SPEAKER

Variational Analysis in Numerical Optimization

Abstract. This paper proposes and justifies two new globally convergent Newton-type methods to solve unconstrained and constrained problems of nonsmooth optimization by using tools of variational analysis and generalized differentiation. Both methods are coderivative-based and employ generalized Hessians (coderivatives of subgradient mappings) associated with objective functions, which are either of class C1;1, or are represented in the form of convex composite optimization, where one of the terms may be extended-real-valued. The proposed globally convergent algorithms are of two types.
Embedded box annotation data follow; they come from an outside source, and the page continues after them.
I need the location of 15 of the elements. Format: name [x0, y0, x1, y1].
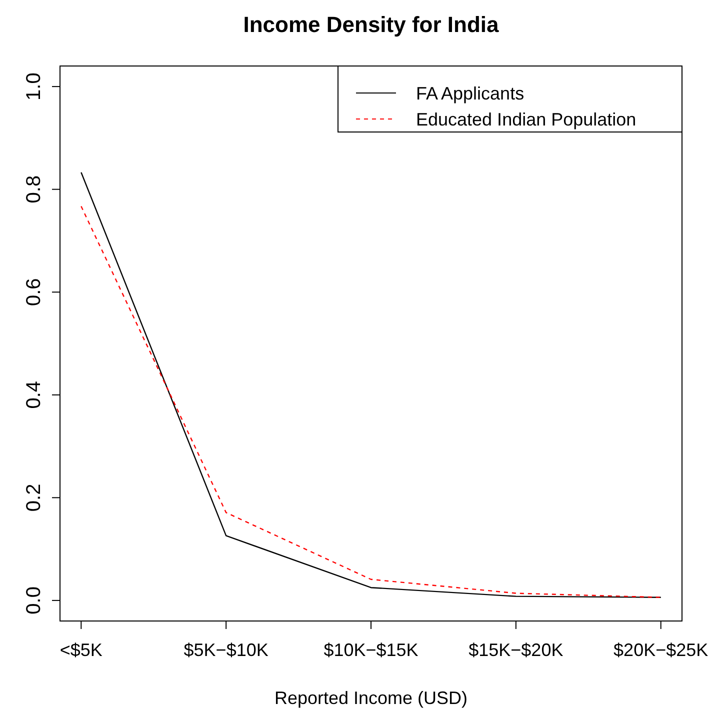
y-tick-label: 0.4 [23, 380, 45, 409]
x-tick-label: $10K−$15K [324, 640, 418, 660]
x-axis-title: Reported Income (USD) [274, 688, 468, 708]
y-tick-label: 0.2 [23, 484, 45, 512]
legend-label: FA Applicants [416, 83, 524, 104]
y-tick-label: 0.0 [23, 586, 45, 614]
y-tick-label: 0.8 [23, 175, 45, 204]
y-tick-label: 1.0 [23, 72, 45, 100]
y-tick-label: 0.6 [23, 278, 45, 306]
x-tick-label: $20K−$25K [614, 640, 708, 660]
legend-label: Educated Indian Population [416, 109, 636, 130]
x-tick-label: $5K−$10K [184, 640, 268, 660]
chart-title: Income Density for India [243, 12, 500, 37]
x-tick-label: <$5K [60, 640, 102, 660]
x-tick-label: $15K−$20K [468, 640, 564, 660]
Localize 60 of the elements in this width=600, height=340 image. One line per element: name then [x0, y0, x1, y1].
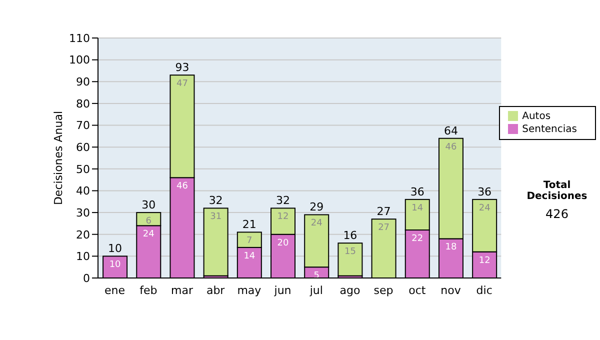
data-label: 10	[109, 260, 122, 270]
x-tick-label: jun	[273, 284, 292, 297]
data-label: 22	[412, 234, 424, 244]
data-label: 20	[277, 238, 290, 248]
total-label: 16	[343, 229, 358, 242]
y-tick-label: 70	[76, 119, 90, 132]
total-label: 27	[376, 205, 391, 218]
x-tick-label: oct	[408, 284, 426, 297]
data-label: 18	[445, 242, 457, 253]
data-label: 14	[244, 251, 256, 262]
x-tick-label: jul	[308, 284, 323, 297]
y-axis-title: Decisiones Anual	[52, 110, 65, 206]
total-label: 30	[142, 198, 156, 212]
y-tick-label: 100	[69, 54, 90, 67]
data-label: 27	[378, 223, 390, 234]
data-label: 24	[310, 218, 323, 229]
x-tick-label: mar	[170, 284, 194, 297]
total-label: 36	[478, 185, 492, 198]
x-tick-label: ene	[104, 284, 126, 297]
y-tick-label: 60	[76, 140, 90, 154]
total-label: 10	[108, 242, 122, 256]
data-label: 12	[277, 212, 289, 222]
legend-label: Sentencias	[522, 124, 577, 135]
data-label: 24	[142, 230, 155, 240]
total-label: 29	[310, 200, 324, 214]
y-tick-label: 30	[76, 206, 90, 220]
y-tick-label: 20	[76, 228, 90, 242]
total-label: 21	[242, 218, 256, 232]
total-label: 64	[444, 124, 458, 138]
data-label: 46	[445, 142, 457, 152]
total-label: 93	[175, 61, 190, 74]
data-label: 14	[412, 203, 424, 214]
x-tick-label: sep	[374, 284, 394, 297]
data-label: 12	[478, 256, 490, 266]
total-label: 36	[410, 185, 424, 198]
data-label: 47	[176, 79, 188, 90]
y-tick-label: 40	[76, 184, 90, 198]
data-label: 31	[210, 212, 222, 222]
data-label: 46	[176, 182, 188, 192]
x-tick-label: may	[237, 284, 262, 297]
x-tick-label: abr	[206, 284, 226, 297]
y-tick-label: 0	[83, 272, 90, 285]
data-label: 15	[344, 247, 356, 258]
x-tick-label: dic	[476, 284, 492, 297]
total-label: 32	[208, 194, 223, 208]
text: Total Decisiones	[526, 180, 588, 202]
text: 426	[544, 207, 570, 221]
legend-label: Autos	[522, 111, 551, 122]
y-tick-label: 50	[76, 162, 90, 176]
total-label: 32	[276, 194, 290, 208]
x-tick-label: ago	[340, 284, 360, 297]
y-tick-label: 90	[76, 76, 90, 89]
data-label: 24	[478, 203, 491, 214]
y-tick-label: 10	[76, 250, 90, 264]
data-label: 6	[146, 216, 152, 227]
data-label: 7	[246, 236, 252, 246]
y-tick-label: 80	[76, 97, 90, 110]
x-tick-label: feb	[140, 284, 158, 297]
x-tick-label: nov	[440, 284, 462, 297]
y-tick-label: 110	[69, 32, 90, 45]
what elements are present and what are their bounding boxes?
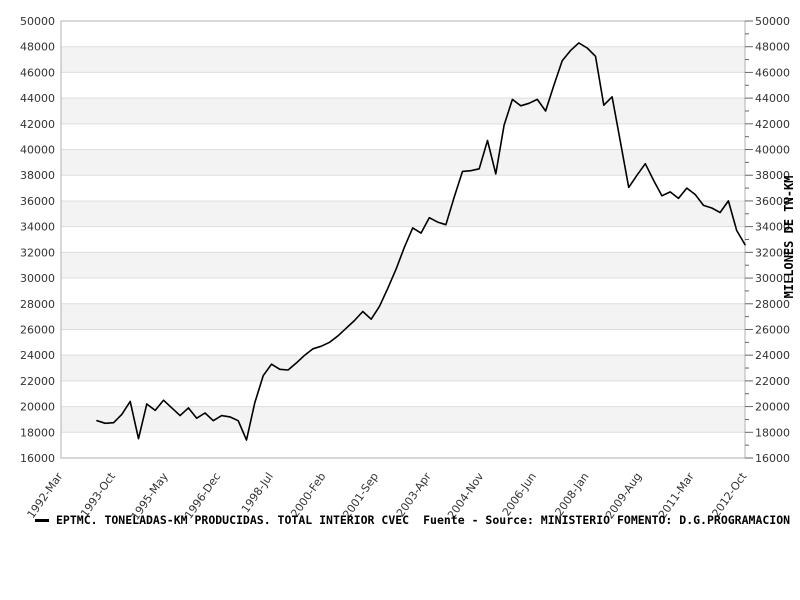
svg-text:34000: 34000	[755, 221, 790, 234]
y-gridlines	[61, 20, 745, 459]
svg-text:48000: 48000	[755, 41, 790, 54]
right-axis-unit-label: MILLONES DE TN-KM	[782, 175, 796, 299]
legend-series-label: EPTMC. TONELADAS-KM PRODUCIDAS. TOTAL IN…	[56, 513, 410, 527]
svg-text:40000: 40000	[755, 144, 790, 157]
y-axis-labels-left: 16000 18000 20000 22000 24000 26000 28000 30000…	[20, 15, 55, 465]
svg-text:2008-Jan: 2008-Jan	[553, 470, 592, 518]
right-axis-ticks	[745, 20, 753, 459]
svg-text:30000: 30000	[20, 272, 55, 285]
svg-text:38000: 38000	[755, 169, 790, 182]
svg-text:44000: 44000	[755, 92, 790, 105]
svg-text:34000: 34000	[20, 221, 55, 234]
svg-text:32000: 32000	[755, 246, 790, 259]
svg-text:20000: 20000	[20, 401, 55, 414]
svg-text:42000: 42000	[20, 118, 55, 131]
svg-text:26000: 26000	[20, 323, 55, 336]
svg-text:28000: 28000	[755, 298, 790, 311]
svg-text:30000: 30000	[755, 272, 790, 285]
svg-text:1998-Jul: 1998-Jul	[239, 470, 276, 515]
plot-bands	[61, 46, 745, 433]
svg-text:36000: 36000	[20, 195, 55, 208]
svg-text:48000: 48000	[20, 41, 55, 54]
legend: EPTMC. TONELADAS-KM PRODUCIDAS. TOTAL IN…	[35, 513, 790, 527]
svg-text:40000: 40000	[20, 144, 55, 157]
svg-text:2006-Jun: 2006-Jun	[500, 470, 539, 518]
data-line	[96, 42, 746, 441]
svg-text:26000: 26000	[755, 323, 790, 336]
svg-text:38000: 38000	[20, 169, 55, 182]
svg-text:24000: 24000	[20, 349, 55, 362]
svg-text:50000: 50000	[20, 15, 55, 28]
svg-text:22000: 22000	[755, 375, 790, 388]
svg-text:2003-Apr: 2003-Apr	[394, 470, 434, 519]
svg-text:46000: 46000	[755, 66, 790, 79]
svg-text:16000: 16000	[755, 452, 790, 465]
svg-text:20000: 20000	[755, 401, 790, 414]
svg-text:42000: 42000	[755, 118, 790, 131]
svg-text:22000: 22000	[20, 375, 55, 388]
legend-source-label: Fuente - Source: MINISTERIO FOMENTO: D.G…	[423, 513, 791, 527]
plot-border	[60, 20, 746, 459]
svg-text:32000: 32000	[20, 246, 55, 259]
svg-text:50000: 50000	[755, 15, 790, 28]
svg-text:18000: 18000	[20, 426, 55, 439]
svg-text:16000: 16000	[20, 452, 55, 465]
y-axis-labels-right: 16000 18000 20000 22000 24000 26000 28000 30000…	[755, 15, 790, 465]
svg-text:36000: 36000	[755, 195, 790, 208]
svg-text:46000: 46000	[20, 66, 55, 79]
svg-text:44000: 44000	[20, 92, 55, 105]
svg-text:28000: 28000	[20, 298, 55, 311]
svg-text:18000: 18000	[755, 426, 790, 439]
legend-line-swatch	[35, 518, 49, 522]
svg-text:24000: 24000	[755, 349, 790, 362]
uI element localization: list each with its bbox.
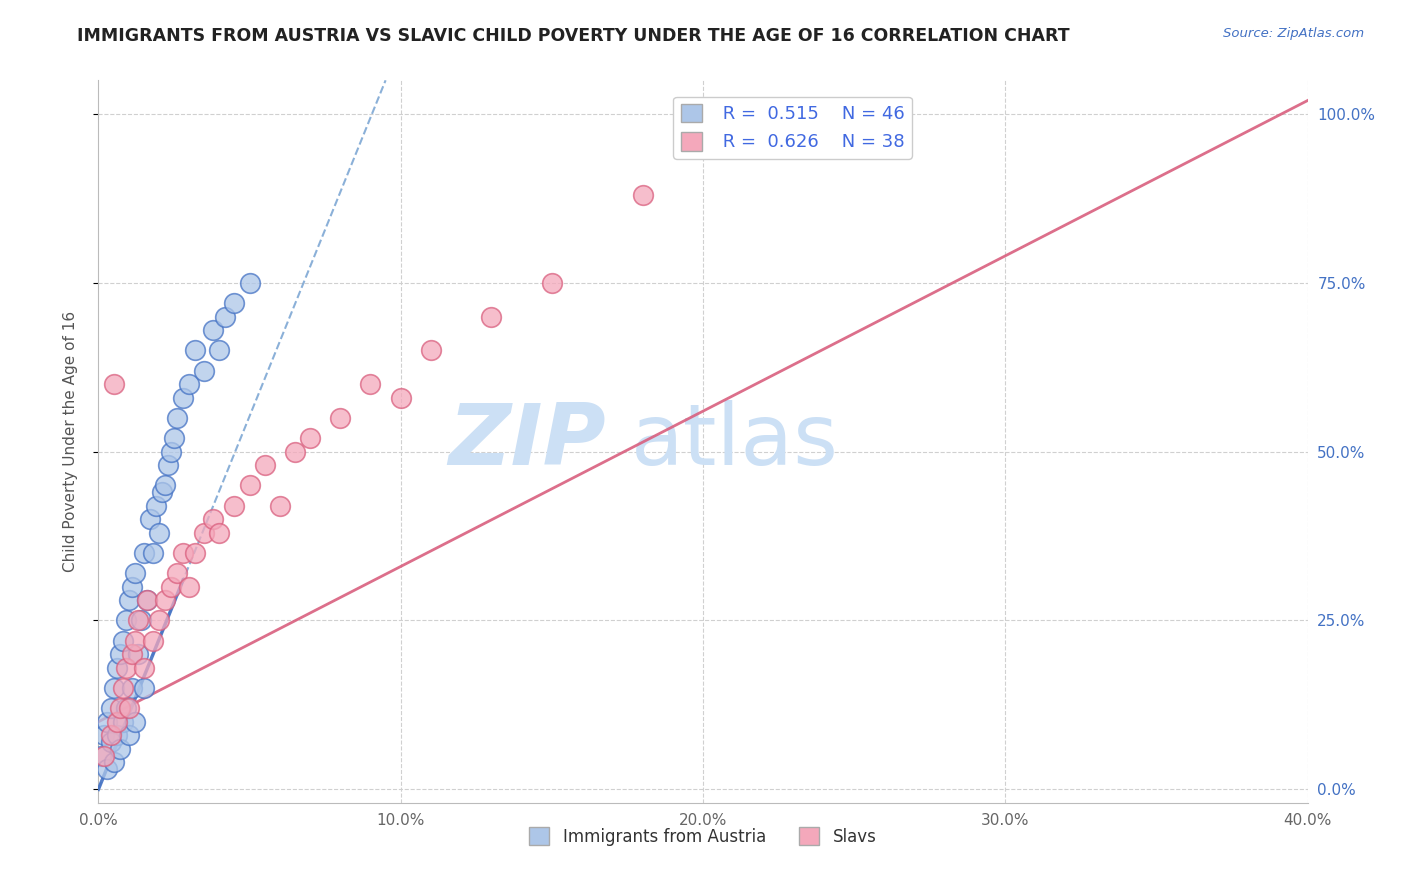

The first one extends the damped Newton method and requires positive-definiteness of the generalized Hessians for its well-posedness and efficient performance, while the other algorithm is of the regularized Newton type being well-defined when the generalized Hessians are merely positive-semidefinite. The obtained convergence rates for both methods are at least linear, but becomes superlinear under the so-called semismooth_ property of subgradient mappings. Problems of convex composite optimization are investigated with and without the strong convexity assumption on of smooth parts of objective functions by implementing the machinery of forward-backward envelopes. Numerical experiments are conducted for a basic class of Lasso problems by providing performance comparisons of the new algorithms with some other first-order and second-order methods that are highly recognized in nonsmooth optimization. This talk is based on the joint work with P. D. Khanh, T. V. Phat and D. B. Tran.